Ryan is originally from Woonsocket, Rhode Island and graduated from Woonsocket Public Schools. He then went on to CCRI, URI, eventually earning his associate’s and bachelor’s degrees from NEIT in Video Audio Production and Digital Recording Arts Technology. Ryan writes, “I am a VISTA because I wanted to serve with the Rhode Island Urban Debate League, an organization that, while in high school, empowered me to speak up and encouraged me to succeed. I also believe that working as a VISTA allows me to do work centered in spreading positive opportunities, and building community.” After VISTA, Ryan plans to continue his journey of learning, teaching, being joyful, looking at clouds, smelling flowers, and dancing to the music that is life!
Have you ever taken a class in a subject you really knew well, thinking, “I could be teaching this class”? Due to my experience as a debater in the Rhode Island Urban Debate League, the content taught in these classes were things I had learned and perfected long ago, and were really dull. As a VISTA, this led me to thinking, can’t Rhode Island Urban Debate League debaters teach college students?
Over the course of this semester, I worked together with a Global Economy class at Providence College. This collaboration gave me the great experience of helping this class learn how to debate. I watched as the students learned the basics of argumentation, and the idiosyncrasies of policy debate. It was extremely rewarding for both the class and myself, but the real treat was at the end of the semester.
Part of the final grade for the Global Economy class related to final debate rounds. The class and myself, thought who better to judge a round than the Mount Pleasant Debate Team? Along with their coach Diane Grossi, 8 Mount Pleasant debaters played professor, effectively reversing their typical student/debate roles!

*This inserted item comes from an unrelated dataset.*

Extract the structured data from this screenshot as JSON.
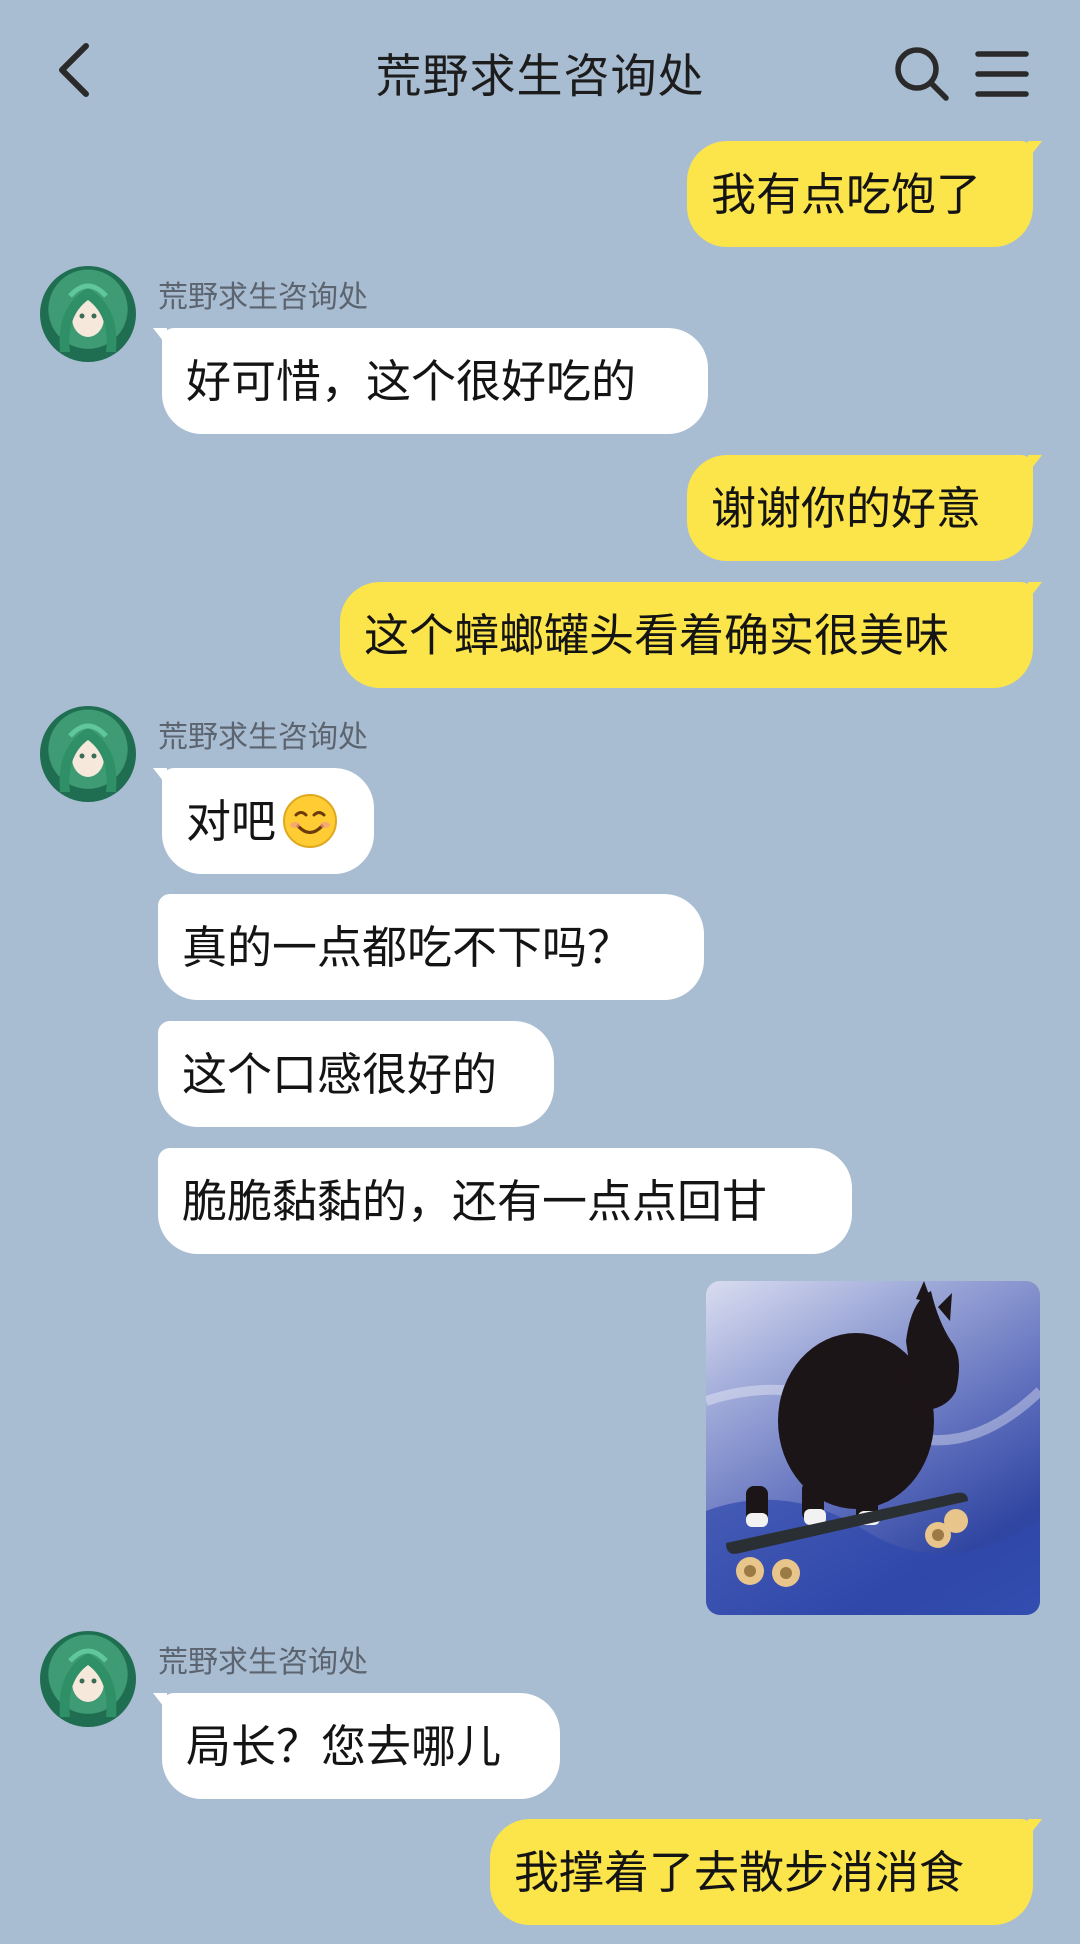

The panel of Mount Pleasant judges listened intently, while both sides argued the topic: “Resolved: The United States should substantially increase foreign aid to Sub-Saharan Africa.”
Mount Pleasant took diligent notes, and evaluated individual speeches. The round came to a close, and one by one, the Mount Pleasant Debate Team judges delivered verbal critiques that were truly dazzling. Their feedback utilized their own experience and growth through debate as a springboard.
Sarah Murray, a Mount Pleasant debater exclaimed, “What an exciting round! Before this, I hadn’t been able to keep such an amazingly thorough flow!” (Flow is a debate term referring to note taking) The other Mount Pleasant debaters echoed these remarks. They expressed how serving as a judge allowed them to reflect on and further develop their own debating abilities.
Alexis Villani, a senior at Mount Pleasant noted that despite the close proximity of her school and Providence College, she had only ever seen the campus from the outside. This evening changed that in a special and unique way. Now Alexis has not only been inside the beautiful campus, but she has helped teach a class! The Mount Pleasant Debate team and the Providence College class can’t wait for the next debate!
Working as an AmeriCorps*VISTA is truly an exciting and enlightening experience. Although it is commonly referred to as “indirect service”, I am so often directly seeing the impact of my work, and bearing witness to many new progressive and exciting ideas in education.